ABSTRACT

At the heart of the issue of what constitutes acceptable therapeutic practice is the question of what therapeutic practice should be based on. The ideal propounded by many in the medical profession is that scientific research is the basis of practice; invalid therapies are those that are scientifically untested, a criticism levelled at complementary and alternative medicine (CAM). Moreover, this ideal propounds that a practitioner must be suitably trained at a reputable scientific institution where training is based on the most up-to-date scientific research (Bosk 1986, Rosenthal 1995). Once trained, practitioners should keep up with developments in their field with mechanisms put in place to ensure this occurs.

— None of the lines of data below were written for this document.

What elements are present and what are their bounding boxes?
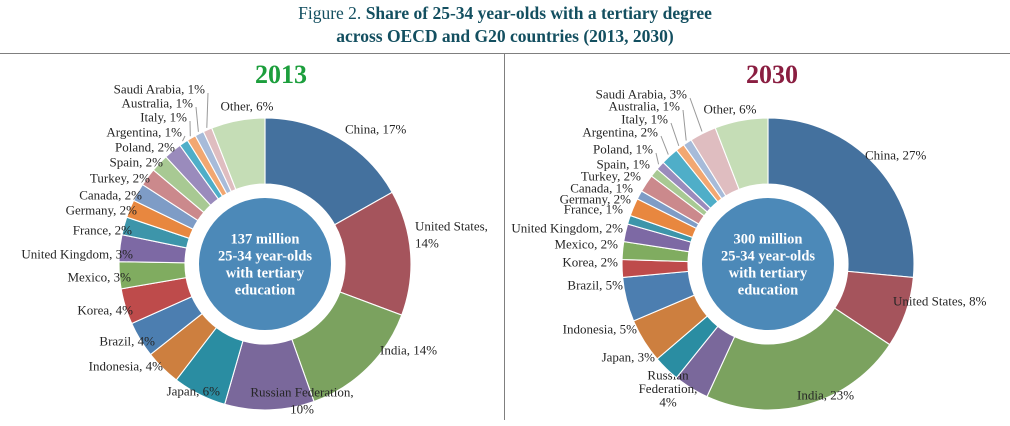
horizontal-divider bbox=[0, 53, 1010, 54]
slice-label-china-2013: China, 17% bbox=[345, 122, 407, 137]
slice-label-france-2013: France, 2% bbox=[73, 223, 132, 238]
slice-label-argentina-2013: Argentina, 1% bbox=[106, 125, 182, 140]
slice-other-2030 bbox=[714, 117, 769, 191]
slice-label-indonesia-2013: Indonesia, 4% bbox=[89, 359, 164, 374]
leader-line-italy bbox=[670, 122, 680, 147]
slice-label-united-states-2013: United States, 14% bbox=[415, 219, 488, 251]
slice-label-other-2013: Other, 6% bbox=[221, 99, 274, 114]
slice-label-italy-2030: Italy, 1% bbox=[621, 112, 668, 127]
leader-line-australia bbox=[682, 109, 687, 141]
slice-label-canada-2030: Canada, 1% bbox=[570, 181, 633, 196]
center-circle-2013 bbox=[199, 198, 331, 330]
slice-label-russian-federation-2013: Russian Federation, 10% bbox=[250, 385, 353, 417]
donut-chart-panel-2030: 2030 China, 27% United States, 8% India, 2… bbox=[505, 54, 1010, 426]
slice-label-korea-2030: Korea, 2% bbox=[562, 255, 618, 270]
slice-label-spain-2013: Spain, 2% bbox=[110, 155, 164, 170]
slice-label-mexico-2030: Mexico, 2% bbox=[554, 237, 618, 252]
leader-line-australia bbox=[195, 106, 199, 132]
slice-label-france-2030: France, 1% bbox=[564, 202, 623, 217]
slice-label-brazil-2030: Brazil, 5% bbox=[567, 278, 623, 293]
center-circle-2030 bbox=[702, 198, 834, 330]
figure-number: Figure 2. bbox=[298, 3, 366, 23]
slice-label-australia-2030: Australia, 1% bbox=[609, 99, 681, 114]
leader-line-saudi-arabia bbox=[206, 92, 209, 128]
chart-year-title-2013: 2013 bbox=[255, 60, 307, 89]
charts-row: 2013 China, 17% United States, 14% India, 1… bbox=[0, 54, 1010, 426]
figure-title-line2: across OECD and G20 countries (2013, 203… bbox=[336, 26, 674, 46]
slice-label-indonesia-2030: Indonesia, 5% bbox=[563, 322, 638, 337]
slice-label-united-kingdom-2013: United Kingdom, 3% bbox=[21, 247, 133, 262]
slice-china-2030 bbox=[767, 117, 915, 279]
figure-title-line1: Figure 2. Share of 25-34 year-olds with … bbox=[0, 2, 1010, 25]
donut-svg-2013: China, 17% United States, 14% India, 14% Rus… bbox=[21, 82, 488, 417]
slice-label-japan-2030: Japan, 3% bbox=[602, 350, 656, 365]
leader-line-argentina bbox=[182, 135, 186, 142]
slice-label-saudi-arabia-2030: Saudi Arabia, 3% bbox=[596, 87, 688, 102]
slice-label-other-2030: Other, 6% bbox=[704, 102, 757, 117]
slice-label-korea-2013: Korea, 4% bbox=[77, 303, 133, 318]
figure-title-text: Share of 25-34 year-olds with a tertiary… bbox=[365, 3, 712, 23]
leader-line-saudi-arabia bbox=[689, 97, 703, 132]
slice-label-india-2013: India, 14% bbox=[380, 343, 437, 358]
slice-label-brazil-2013: Brazil, 4% bbox=[99, 334, 155, 349]
slice-other-2013 bbox=[211, 117, 266, 191]
center-label-2013: 137 million 25-34 year-olds with tertiary e… bbox=[218, 232, 312, 299]
donut-chart-panel-2013: 2013 China, 17% United States, 14% India, 1… bbox=[0, 54, 505, 426]
slice-label-germany-2013: Germany, 2% bbox=[66, 203, 138, 218]
slice-label-turkey-2013: Turkey, 2% bbox=[90, 171, 150, 186]
vertical-divider bbox=[504, 53, 505, 420]
slice-label-saudi-arabia-2013: Saudi Arabia, 1% bbox=[114, 82, 206, 97]
slice-label-italy-2013: Italy, 1% bbox=[140, 110, 187, 125]
slice-label-spain-2030: Spain, 1% bbox=[597, 157, 651, 172]
slice-label-poland-2013: Poland, 2% bbox=[115, 140, 175, 155]
slice-label-turkey-2030: Turkey, 2% bbox=[581, 169, 641, 184]
chart-year-title-2030: 2030 bbox=[746, 60, 798, 89]
slice-label-australia-2013: Australia, 1% bbox=[122, 96, 194, 111]
slice-label-united-kingdom-2030: United Kingdom, 2% bbox=[511, 221, 623, 236]
slice-label-germany-2030: Germany, 2% bbox=[560, 192, 632, 207]
slice-label-canada-2013: Canada, 2% bbox=[79, 188, 142, 203]
donut-svg-2030: China, 27%United States, 8%India, 23%Rus… bbox=[511, 87, 987, 411]
slice-label-india-2030: India, 23% bbox=[797, 388, 854, 403]
center-label-2030: 300 million 25-34 year-olds with tertiary e… bbox=[721, 232, 815, 299]
slice-label-argentina-2030: Argentina, 2% bbox=[582, 125, 658, 140]
slice-label-china-2030: China, 27% bbox=[865, 148, 927, 163]
leader-line-poland bbox=[655, 152, 660, 165]
figure-title: Figure 2. Share of 25-34 year-olds with … bbox=[0, 2, 1010, 48]
slice-label-japan-2013: Japan, 6% bbox=[167, 384, 221, 399]
slice-label-united-states-2030: United States, 8% bbox=[893, 294, 987, 309]
slice-label-poland-2030: Poland, 1% bbox=[593, 142, 653, 157]
leader-line-argentina bbox=[660, 135, 669, 155]
slice-label-mexico-2013: Mexico, 3% bbox=[67, 270, 131, 285]
slice-india-2030 bbox=[706, 307, 891, 411]
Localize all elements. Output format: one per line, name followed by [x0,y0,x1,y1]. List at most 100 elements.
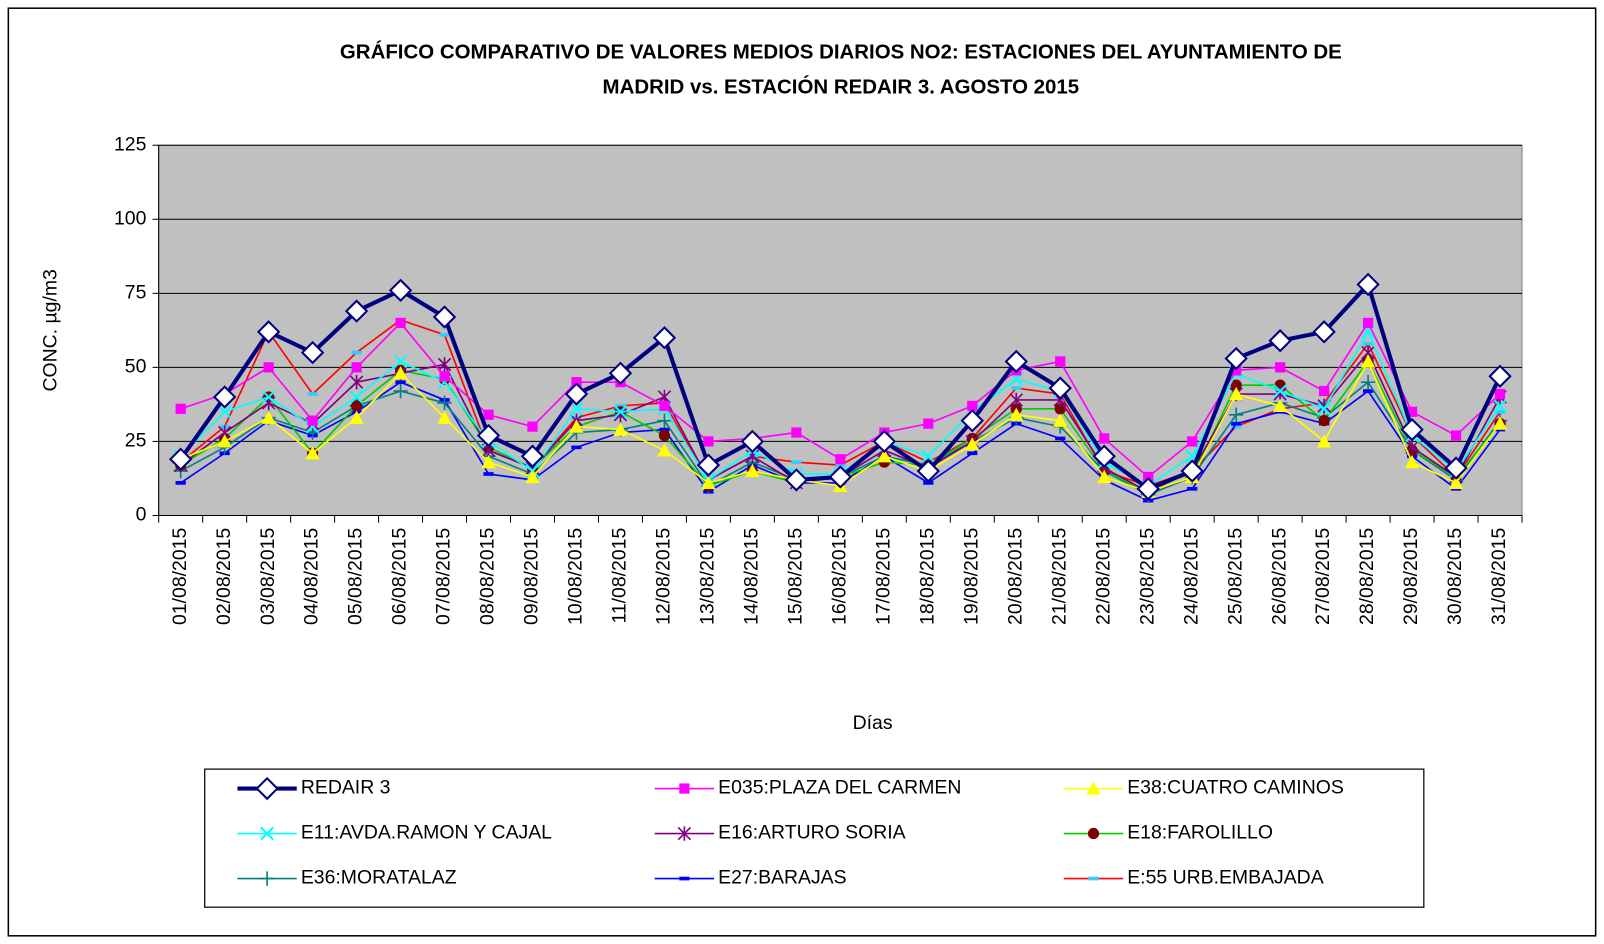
legend-marker [679,783,690,794]
data-point [1360,375,1376,390]
data-point [175,481,186,485]
data-point [520,444,545,468]
data-point [967,400,978,411]
data-point [1180,459,1204,483]
data-point [395,317,406,329]
x-tick-label: 04/08/2015 [301,528,323,625]
data-point [1136,477,1160,501]
legend-label: REDAIR 3 [301,777,391,799]
data-point [916,459,940,483]
x-tick-label: 01/08/2015 [169,528,191,625]
y-tick-label: 75 [125,281,147,303]
data-point [1317,401,1331,416]
data-point [1187,486,1198,491]
data-point [1143,471,1154,483]
data-point [256,320,281,344]
data-point [393,383,408,399]
legend-marker [1087,827,1100,840]
data-point [1360,354,1376,368]
data-point [217,434,232,448]
y-axis-label: CONC. µg/m3 [39,269,61,391]
data-point [1228,386,1244,401]
data-point [261,390,276,404]
data-point [1053,413,1068,427]
y-tick-label: 25 [125,430,147,452]
data-point [659,400,670,411]
data-point [1362,389,1374,393]
data-point [395,380,406,385]
data-point [923,481,934,485]
legend-label: E36:MORATALAZ [301,867,457,889]
data-point [175,403,186,414]
data-point [659,427,670,432]
data-point [1450,430,1462,441]
data-point [432,305,457,329]
data-point [1406,406,1418,417]
data-point [791,427,802,438]
data-point [658,429,671,442]
legend-label: E16:ARTURO SORIA [718,822,905,844]
data-point [1492,416,1508,430]
y-tick-label: 50 [125,355,147,377]
data-point [701,475,716,490]
data-point [703,436,714,447]
data-point [1316,434,1332,448]
x-tick-label: 25/08/2015 [1224,528,1246,625]
x-tick-label: 17/08/2015 [872,528,894,625]
x-tick-label: 13/08/2015 [697,528,719,625]
data-point [872,429,897,454]
data-point [835,454,846,465]
data-point [1187,436,1198,447]
chart-title: MADRID vs. ESTACIÓN REDAIR 3. AGOSTO 201… [603,74,1080,98]
data-point [1231,365,1242,376]
x-tick-label: 31/08/2015 [1488,528,1510,625]
data-point [960,409,984,433]
x-tick-label: 21/08/2015 [1048,528,1070,625]
x-tick-label: 16/08/2015 [828,528,850,625]
data-point [344,299,369,323]
data-point [437,410,452,424]
data-point [1362,341,1374,346]
data-point [1097,469,1112,484]
data-point [263,362,274,373]
x-tick-label: 28/08/2015 [1356,528,1378,625]
data-point [696,453,721,477]
data-point [439,332,450,337]
data-point [350,400,363,412]
data-point [791,460,802,464]
data-point [1272,398,1288,413]
data-point [483,409,494,420]
legend-label: E:55 URB.EMBAJADA [1127,867,1323,889]
data-point [745,463,760,478]
data-point [439,371,450,382]
data-point [305,446,320,460]
data-point [351,362,362,373]
data-point [615,404,626,408]
data-point [965,437,980,451]
data-point [527,421,538,432]
data-point [1048,376,1072,400]
legend-marker [679,876,690,881]
data-point [1404,454,1420,469]
data-point [877,449,892,463]
x-tick-label: 11/08/2015 [609,528,631,624]
x-tick-label: 20/08/2015 [1004,528,1026,625]
data-point [1004,349,1028,374]
data-point [1444,456,1468,480]
data-point [1494,409,1506,414]
legend-marker [260,826,274,841]
legend-label: E035:PLAZA DEL CARMEN [718,777,961,799]
data-point [657,443,672,457]
data-point [217,404,232,419]
data-point [437,395,452,411]
x-tick-label: 19/08/2015 [960,528,982,625]
data-point [569,419,584,433]
data-point [740,429,765,454]
legend-marker [255,776,279,801]
data-point [1273,384,1287,398]
data-point [1011,386,1022,390]
data-point [652,326,677,350]
data-point [657,413,672,428]
data-point [564,382,589,406]
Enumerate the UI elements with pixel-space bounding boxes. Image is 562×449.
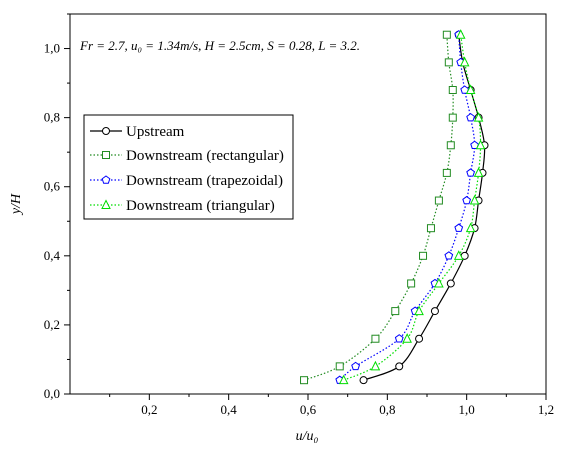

A number of problems arise if this view is held. Much of what medical practitioners do, like CAM, has not been subjected to rigorous scientific scrutiny. The uncertainties of medical practice (Wallis 2009) and research (Henry 2006), variability amongst practitioners (Eddy 1984), and the untested basis of much of medical practice (Smith 1991) have been well documented. Even where there is evidence that is regarded as authoritative by evidence-based medical standards, where interventions have been successfully tested using randomised controlled trials (RCTs), there is still the problem of applying it to ‘the specific circumstances of an individual patient’ (Klein, Day and Redmayne 1996: 92).